Wie Sie sehen, sind die gedruckten Informationen eher einer schnellen Warnung als einer vollständigen.
Cmg-Alarmtest:
Jetzt erhalten wir einen Bericht in der Konsole mit den Informationen eines vollständigen Berichts und mehr.

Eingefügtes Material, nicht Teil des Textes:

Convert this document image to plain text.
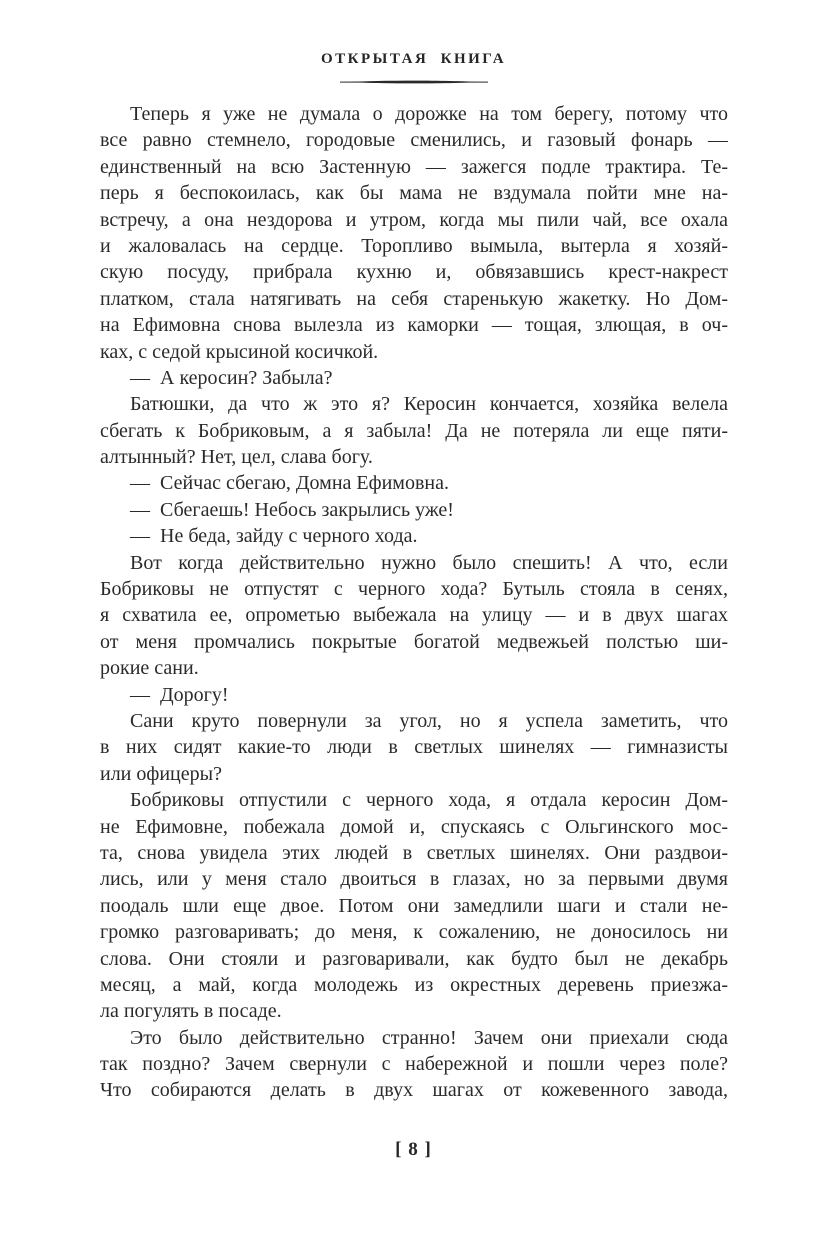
ОТКРЫТАЯ КНИГА
Теперь я уже не думала о дорожке на том берегу, потому что
все равно стемнело, городовые сменились, и газовый фонарь —
единственный на всю Застенную — зажегся подле трактира. Те-
перь я беспокоилась, как бы мама не вздумала пойти мне на-
встречу, а она нездорова и утром, когда мы пили чай, все охала
и жаловалась на сердце. Торопливо вымыла, вытерла я хозяй-
скую посуду, прибрала кухню и, обвязавшись крест-накрест
платком, стала натягивать на себя старенькую жакетку. Но Дом-
на Ефимовна снова вылезла из каморки — тощая, злющая, в оч-
ках, с седой крысиной косичкой.
— А керосин? Забыла?
Батюшки, да что ж это я? Керосин кончается, хозяйка велела
сбегать к Бобриковым, а я забыла! Да не потеряла ли еще пяти-
алтынный? Нет, цел, слава богу.
— Сейчас сбегаю, Домна Ефимовна.
— Сбегаешь! Небось закрылись уже!
— Не беда, зайду с черного хода.
Вот когда действительно нужно было спешить! А что, если
Бобриковы не отпустят с черного хода? Бутыль стояла в сенях,
я схватила ее, опрометью выбежала на улицу — и в двух шагах
от меня промчались покрытые богатой медвежьей полстью ши-
рокие сани.
— Дорогу!
Сани круто повернули за угол, но я успела заметить, что
в них сидят какие-то люди в светлых шинелях — гимназисты
или офицеры?
Бобриковы отпустили с черного хода, я отдала керосин Дом-
не Ефимовне, побежала домой и, спускаясь с Ольгинского мос-
та, снова увидела этих людей в светлых шинелях. Они раздвои-
лись, или у меня стало двоиться в глазах, но за первыми двумя
поодаль шли еще двое. Потом они замедлили шаги и стали не-
громко разговаривать; до меня, к сожалению, не доносилось ни
слова. Они стояли и разговаривали, как будто был не декабрь
месяц, а май, когда молодежь из окрестных деревень приезжа-
ла погулять в посаде.
Это было действительно странно! Зачем они приехали сюда
так поздно? Зачем свернули с набережной и пошли через поле?
Что собираются делать в двух шагах от кожевенного завода,
[ 8 ]
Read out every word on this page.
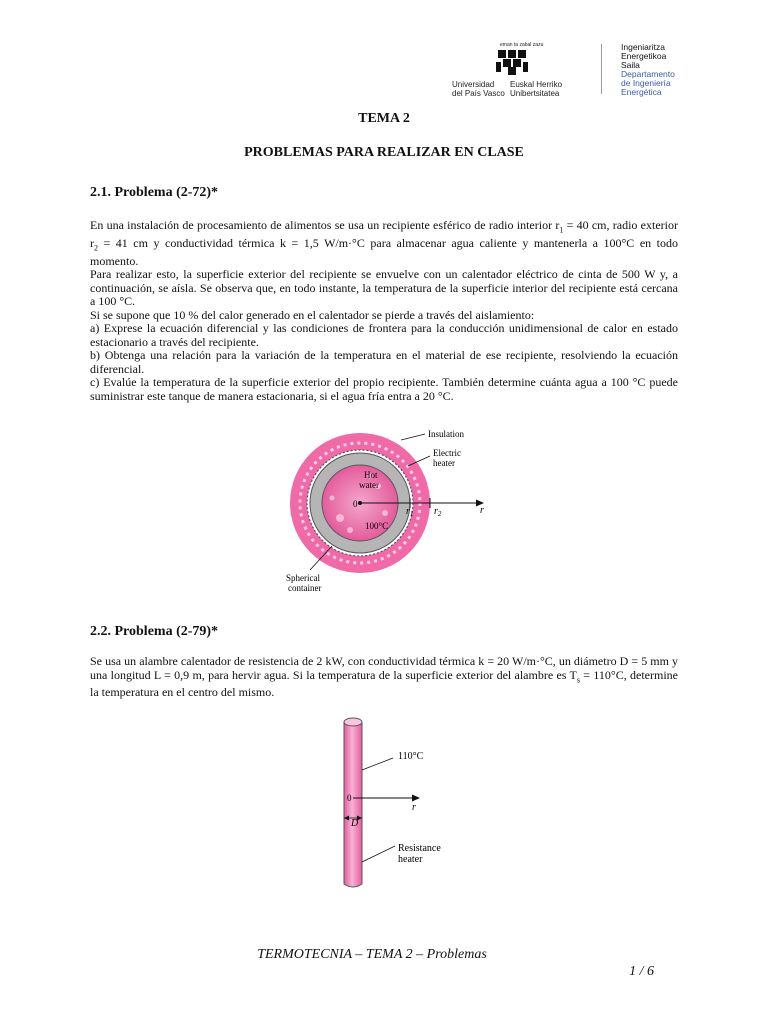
eman ta zabal zazu
Universidad
del País Vasco
Euskal Herriko
Unibertsitatea
Ingeniaritza
Energetikoa
Saila
Departamento
de Ingeniería
Energética
TEMA 2
PROBLEMAS PARA REALIZAR EN CLASE
2.1. Problema (2-72)*

En una instalación de procesamiento de alimentos se usa un recipiente esférico de radio interior $r_1 = 40$ cm, radio exterior $r_2 = 41$ cm y conductividad térmica k = 1,5 W/m·°C para almacenar agua caliente y mantenerla a 100°C en todo momento.

Para realizar esto, la superficie exterior del recipiente se envuelve con un calentador eléctrico de cinta de 500 W y, a continuación, se aísla. Se observa que, en todo instante, la temperatura de la superficie interior del recipiente está cercana a 100 °C.

Si se supone que 10 % del calor generado en el calentador se pierde a través del aislamiento:

a) Exprese la ecuación diferencial y las condiciones de frontera para la conducción unidimensional de calor en estado estacionario a través del recipiente.

b) Obtenga una relación para la variación de la temperatura en el material de ese recipiente, resolviendo la ecuación diferencial.

c) Evalúe la temperatura de la superficie exterior del propio recipiente. También determine cuánta agua a 100 °C puede suministrar este tanque de manera estacionaria, si el agua fría entra a 20 °C.

0
$r_1$ $r_2$	r
Hot
water
100°C
Insulation
Electric
heater
Spherical
container
2.2. Problema (2-79)*

Se usa un alambre calentador de resistencia de 2 kW, con conductividad térmica k = 20 W/m·°C, un diámetro D = 5 mm y una longitud L = 0,9 m, para hervir agua. Si la temperatura de la superficie exterior del alambre es $T_s = 110^\circ C$, determine la temperatura en el centro del mismo.

0
r
110°C
D
Resistance
heater
TERMOTECNIA – TEMA 2 – Problemas
1 / 6
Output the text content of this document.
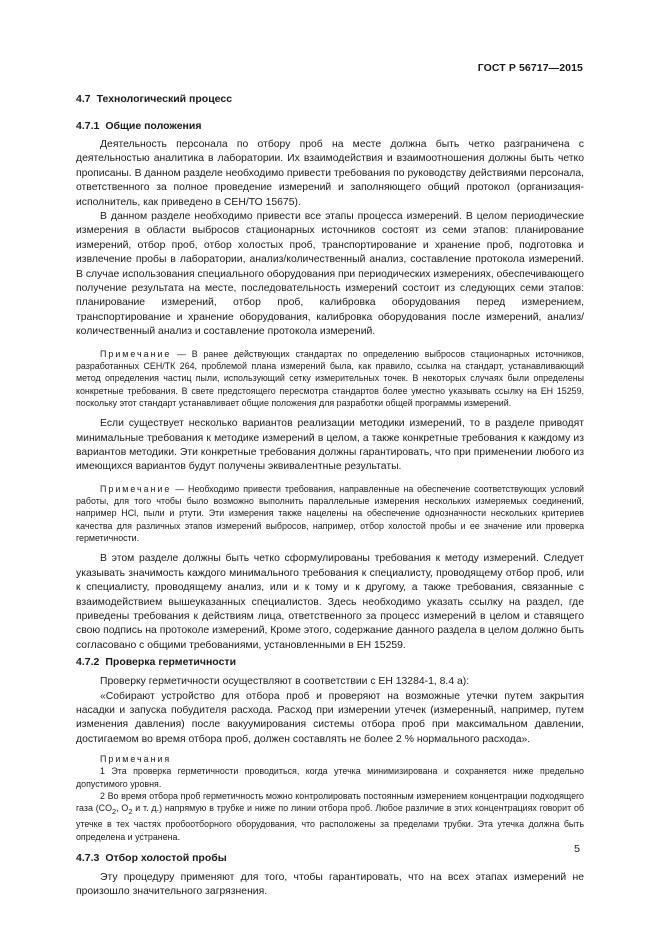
ГОСТ Р 56717—2015
4.7 Технологический процесс
4.7.1 Общие положения

Деятельность персонала по отбору проб на месте должна быть четко разграничена с деятельностью аналитика в лаборатории. Их взаимодействия и взаимоотношения должны быть четко прописаны. В данном разделе необходимо привести требования по руководству действиями персонала, ответственного за полное проведение измерений и заполняющего общий протокол (организация-исполнитель, как приведено в СЕН/ТО 15675).

В данном разделе необходимо привести все этапы процесса измерений. В целом периодические измерения в области выбросов стационарных источников состоят из семи этапов: планирование измерений, отбор проб, отбор холостых проб, транспортирование и хранение проб, подготовка и извлечение пробы в лаборатории, анализ/количественный анализ, составление протокола измерений. В случае использования специального оборудования при периодических измерениях, обеспечивающего получение результата на месте, последовательность измерений состоит из следующих семи этапов: планирование измерений, отбор проб, калибровка оборудования перед измерением, транспортирование и хранение оборудования, калибровка оборудования после измерений, анализ/количественный анализ и составление протокола измерений.

Примечание — В ранее действующих стандартах по определению выбросов стационарных источников, разработанных СЕН/ТК 264, проблемой плана измерений была, как правило, ссылка на стандарт, устанавливающий метод определения частиц пыли, использующий сетку измерительных точек. В некоторых случаях были определены конкретные требования. В свете предстоящего пересмотра стандартов более уместно указывать ссылку на ЕН 15259, поскольку этот стандарт устанавливает общие положения для разработки общей программы измерений.

Если существует несколько вариантов реализации методики измерений, то в разделе приводят минимальные требования к методике измерений в целом, а также конкретные требования к каждому из вариантов методики. Эти конкретные требования должны гарантировать, что при применении любого из имеющихся вариантов будут получены эквивалентные результаты.

Примечание — Необходимо привести требования, направленные на обеспечение соответствующих условий работы, для того чтобы было возможно выполнить параллельные измерения нескольких измеряемых соединений, например HCl, пыли и ртути. Эти измерения также нацелены на обеспечение однозначности нескольких критериев качества для различных этапов измерений выбросов, например, отбор холостой пробы и ее значение или проверка герметичности.

В этом разделе должны быть четко сформулированы требования к методу измерений. Следует указывать значимость каждого минимального требования к специалисту, проводящему отбор проб, или к специалисту, проводящему анализ, или и к тому и к другому, а также требования, связанные с взаимодействием вышеуказанных специалистов. Здесь необходимо указать ссылку на раздел, где приведены требования к действиям лица, ответственного за процесс измерений в целом и ставящего свою подпись на протоколе измерений, Кроме этого, содержание данного раздела в целом должно быть согласовано с общими требованиями, установленными в ЕН 15259.

4.7.2 Проверка герметичности

Проверку герметичности осуществляют в соответствии с ЕН 13284-1, 8.4 а):

«Собирают устройство для отбора проб и проверяют на возможные утечки путем закрытия насадки и запуска побудителя расхода. Расход при измерении утечек (измеренный, например, путем изменения давления) после вакуумирования системы отбора проб при максимальном давлении, достигаемом во время отбора проб, должен составлять не более 2 % нормального расхода».

Примечания

1 Эта проверка герметичности проводиться, когда утечка минимизирована и сохраняется ниже предельно допустимого уровня.

2 Во время отбора проб герметичность можно контролировать постоянным измерением концентрации подходящего газа ($CO_2$, $O_2$ и т. д.) напрямую в трубке и ниже по линии отбора проб. Любое различие в этих концентрациях говорит об утечке в тех частях пробоотборного оборудования, что расположены за пределами трубки. Эта утечка должна быть определена и устранена.

4.7.3 Отбор холостой пробы

Эту процедуру применяют для того, чтобы гарантировать, что на всех этапах измерений не произошло значительного загрязнения.

5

Dieser Modus wurde zu Testzwecken entwickelt und protokolliert keine Ergebnisse.
schnauben -c /etc/schnauben/schnauben.conf -q -A cmg
Wo:
Schnauben= ruft das Programm auf
-c= Pfad zur Konfigurationsdatei, in diesem Fall die Standarddatei (/etc/snort/snort.conf)
-q= verhindert, dass Schnauben erste Informationen anzeigt
-EIN= definiert den Alarmmodus, in diesem Fall cmg.
Damit die Unsock-Benachrichtigung funktioniert, müssen Sie sie in ein Programm oder Plugin eines Drittanbieters integrieren.
Der Standard-Alarmmodus von Snort ist der Vollmodus. Wenn Sie die zusätzlichen Informationen eines Fast-Modus nicht benötigen, würde ein Fast-Modus die Leistung erhöhen.
Ich hoffe, dieses Tutorial hat dazu beigetragen, die Warnmodi von Snort zu verstehen.